Hi, I did look into the code and found out the saving checkpoints feature is not yet implemented. But actually saving checkpoints wasn't what I was looking for, I want the actual model checkpoints, not the intermediate states as being referred in this repo. So I ended up changing the code on my fork and now it saves model checkpoints after a pre-set amount of iterations. Here's the code in my fork: https://github.com/mickelliu/OpenRLHF/blob/a7f21aa26ac027fcf30ca1c588e01cf07c67cb6f/openrlhf/trainer/ppo_trainer.py#L428-L442

Regardless of ckpt feature is being officially implemented, train_ppo_ray.py will save a model checkpoint at the end of the training.

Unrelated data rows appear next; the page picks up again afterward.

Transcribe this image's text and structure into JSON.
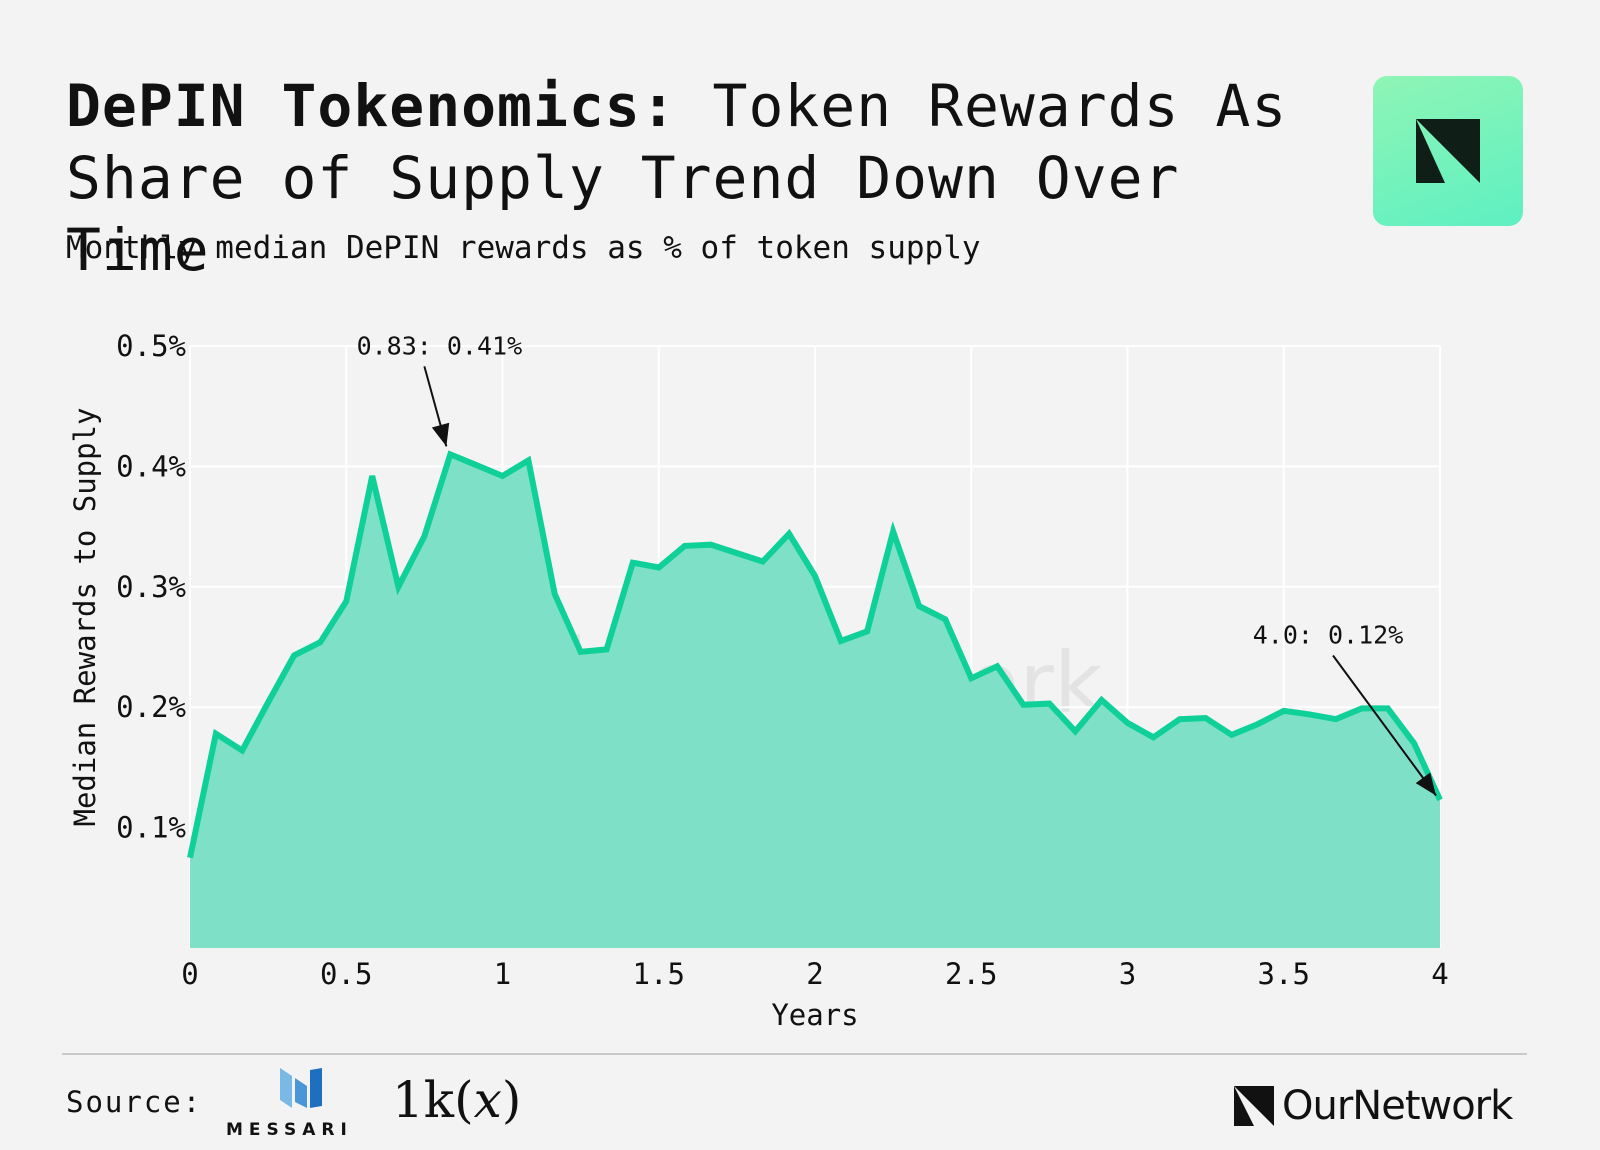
{
  "header": {
    "title_bold": "DePIN Tokenomics:",
    "title_rest": "Token Rewards As Share of Supply Trend Down Over Time",
    "subtitle": "Monthly median DePIN rewards as % of token supply"
  },
  "footer": {
    "source_label": "Source:",
    "messari_word": "MESSARI",
    "onek_text": "1k(",
    "onek_x": "x",
    "onek_close": ")",
    "ournetwork_word": "OurNetwork"
  },
  "watermark": "OurNetwork",
  "colors": {
    "line": "#10d09a",
    "fill": "#7fe0c8",
    "background": "#f3f3f3",
    "grid": "#ffffff",
    "text": "#111111"
  },
  "icons": {
    "brand_tile": "ournetwork-logo-icon",
    "messari": "messari-logo-icon"
  },
  "chart_data": {
    "type": "area",
    "xlabel": "Years",
    "ylabel": "Median Rewards to Supply",
    "xlim": [
      0,
      4
    ],
    "ylim": [
      0,
      0.5
    ],
    "x_ticks": [
      0,
      0.5,
      1,
      1.5,
      2,
      2.5,
      3,
      3.5,
      4
    ],
    "x_tick_labels": [
      "0",
      "0.5",
      "1",
      "1.5",
      "2",
      "2.5",
      "3",
      "3.5",
      "4"
    ],
    "y_ticks": [
      0.1,
      0.2,
      0.3,
      0.4,
      0.5
    ],
    "y_tick_labels": [
      "0.1%",
      "0.2%",
      "0.3%",
      "0.4%",
      "0.5%"
    ],
    "grid": true,
    "series": [
      {
        "x": [
          0,
          0.083,
          0.167,
          0.25,
          0.333,
          0.417,
          0.5,
          0.583,
          0.667,
          0.75,
          0.833,
          0.917,
          1.0,
          1.083,
          1.167,
          1.25,
          1.333,
          1.417,
          1.5,
          1.583,
          1.667,
          1.75,
          1.833,
          1.917,
          2.0,
          2.083,
          2.167,
          2.25,
          2.333,
          2.417,
          2.5,
          2.583,
          2.667,
          2.75,
          2.833,
          2.917,
          3.0,
          3.083,
          3.167,
          3.25,
          3.333,
          3.417,
          3.5,
          3.583,
          3.667,
          3.75,
          3.833,
          3.917,
          4.0
        ],
        "y": [
          0.075,
          0.178,
          0.164,
          0.204,
          0.243,
          0.254,
          0.288,
          0.392,
          0.3,
          0.342,
          0.41,
          0.401,
          0.392,
          0.405,
          0.294,
          0.246,
          0.248,
          0.32,
          0.316,
          0.334,
          0.335,
          0.328,
          0.321,
          0.344,
          0.309,
          0.255,
          0.263,
          0.346,
          0.284,
          0.273,
          0.224,
          0.234,
          0.202,
          0.203,
          0.18,
          0.206,
          0.187,
          0.175,
          0.19,
          0.191,
          0.177,
          0.186,
          0.197,
          0.194,
          0.19,
          0.199,
          0.199,
          0.17,
          0.123
        ]
      }
    ],
    "annotations": [
      {
        "text": "0.83: 0.41%",
        "x": 0.83,
        "y": 0.41
      },
      {
        "text": "4.0: 0.12%",
        "x": 4.0,
        "y": 0.12
      }
    ]
  }
}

suehyunpark commented 1 month ago

Hi @mickel-liu, have you figured this out? I have no choice but to use train_ppo_ray.py for PPO instead of train_ppo.py, because it doesn't OOM during model loading in my configuration. I am looking into ways to save checkpoints during/after training, and was hoping if you have delved into this feature as well.

Hi, I did look into the code and found out the saving checkpoints feature is not yet implemented. But actually saving checkpoints wasn't what I was looking for, I want the actual model checkpoints, not the intermediate states as being referred in this repo. So I ended up changing the code on my fork and now it saves model checkpoints after a pre-set amount of iterations. Here's the code in my fork: https://github.com/mickelliu/OpenRLHF/blob/a7f21aa26ac027fcf30ca1c588e01cf07c67cb6f/openrlhf/trainer/ppo_trainer.py#L428-L442

Regardless of ckpt feature is being officially implemented, train_ppo_ray.py will save a model checkpoint at the end of the training.

Thanks for the quick reply and for sharing your code! I'm glad to know that saving the trained model would be that simple. Although the checkpointing feature would be a great add, this fix seems to solve my issue.